Berny Meyer 3 Wechselte vom grünen Rasen in eine kunterbunte kleine Welt: Steff Reisch (67).
Ein Filigran-Techniker am Ball: Steff Reisch, hier mit Nandl Wenauer.
abendzeitung 3 Ein Filigran-Techniker am Ball: Steff Reisch, hier mit Nandl Wenauer.
Seinen Laden in der Äußeren Sulzbacher Straße gibt er zum Jahresende auf.
Berny Meyer 3 Seinen Laden in der Äußeren Sulzbacher Straße gibt er zum Jahresende auf.

NÜRNBERG - Der Meisterspieler von 1961 will seinen Toto- und Lottoladen mit 67 Jahren aufgeben. Die Erlenstegener werden das Labyrinth aus Zeitschriften, Füllern, Ritterburgen und FCN-Artikeln vermissen.

Früher hat er seine Gegner schwindlig gespielt, konnte aber ebenso rustikal hinlangen. Die Kunst ist geblieben, das Grätschen überlässt Club-Idol Stefan „Steff“ Reisch heute lieber seinen „Damen“. Kaum schallt sein „Kundschaft“ durch den verwinkelten Schreibwarenladen in der Äußeren Sulzbacher Straße, schnellt eine freundliche Verkäuferinnen aus der Tiefe des Raums hervor. Viel hat sich also nicht geändert zu damals, als Reisch beim „Ruhmreichen“ den Takt vorgab: Der elegante Maestro steht täglich ab 7.30 Uhr hinter der Kasse und passt seinen Verkäuferinnen die Kundschaft zu – ein eingespieltes Team eben.
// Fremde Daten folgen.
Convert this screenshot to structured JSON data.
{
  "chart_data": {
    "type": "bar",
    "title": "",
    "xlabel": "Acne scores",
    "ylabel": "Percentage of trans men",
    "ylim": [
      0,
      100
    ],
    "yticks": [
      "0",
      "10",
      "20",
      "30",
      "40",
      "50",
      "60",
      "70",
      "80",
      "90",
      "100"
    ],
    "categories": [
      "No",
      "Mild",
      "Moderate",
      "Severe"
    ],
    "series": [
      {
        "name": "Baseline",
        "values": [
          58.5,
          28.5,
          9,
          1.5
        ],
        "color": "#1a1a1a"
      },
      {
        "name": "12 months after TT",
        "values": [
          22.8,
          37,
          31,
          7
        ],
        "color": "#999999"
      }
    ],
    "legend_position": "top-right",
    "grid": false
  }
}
Stets ein offenes Ohr für Cluberer

Das womöglich demnächst vor einem Wechsel steht. Denn der 67-Jährige trägt sich schon länger mit dem Gedanken, die Zwölf-Stunden-Arbeitstage an den Nagel zu hängen. Möglichst noch dieses Jahr will er sein 155 Quadratmeter großes Lotto-Toto-Reich im Nürnberger Nobelviertel Erlenstegen verkaufen. „Ich hab ein großes Haus und einen großen Garten, da gibt’s genug zu tun“, erklärt Reisch den angestrebten Schritt ins Rentner-Dasein.

Die Erlenstegener werden das Labyrinth aus Zeitschriften, Füllern, Ritterburgen und FCN-Artikeln vermissen. Generationen von Schülern haben hier ihr Brezengeld gegen Gummibärchen eingetauscht, Eltern ihren Früchtchen den neuesten Ranzen gekauft – und für seine Cluberer hat der Meisterspieler von 1961 natürlich stets ein offenes Ohr.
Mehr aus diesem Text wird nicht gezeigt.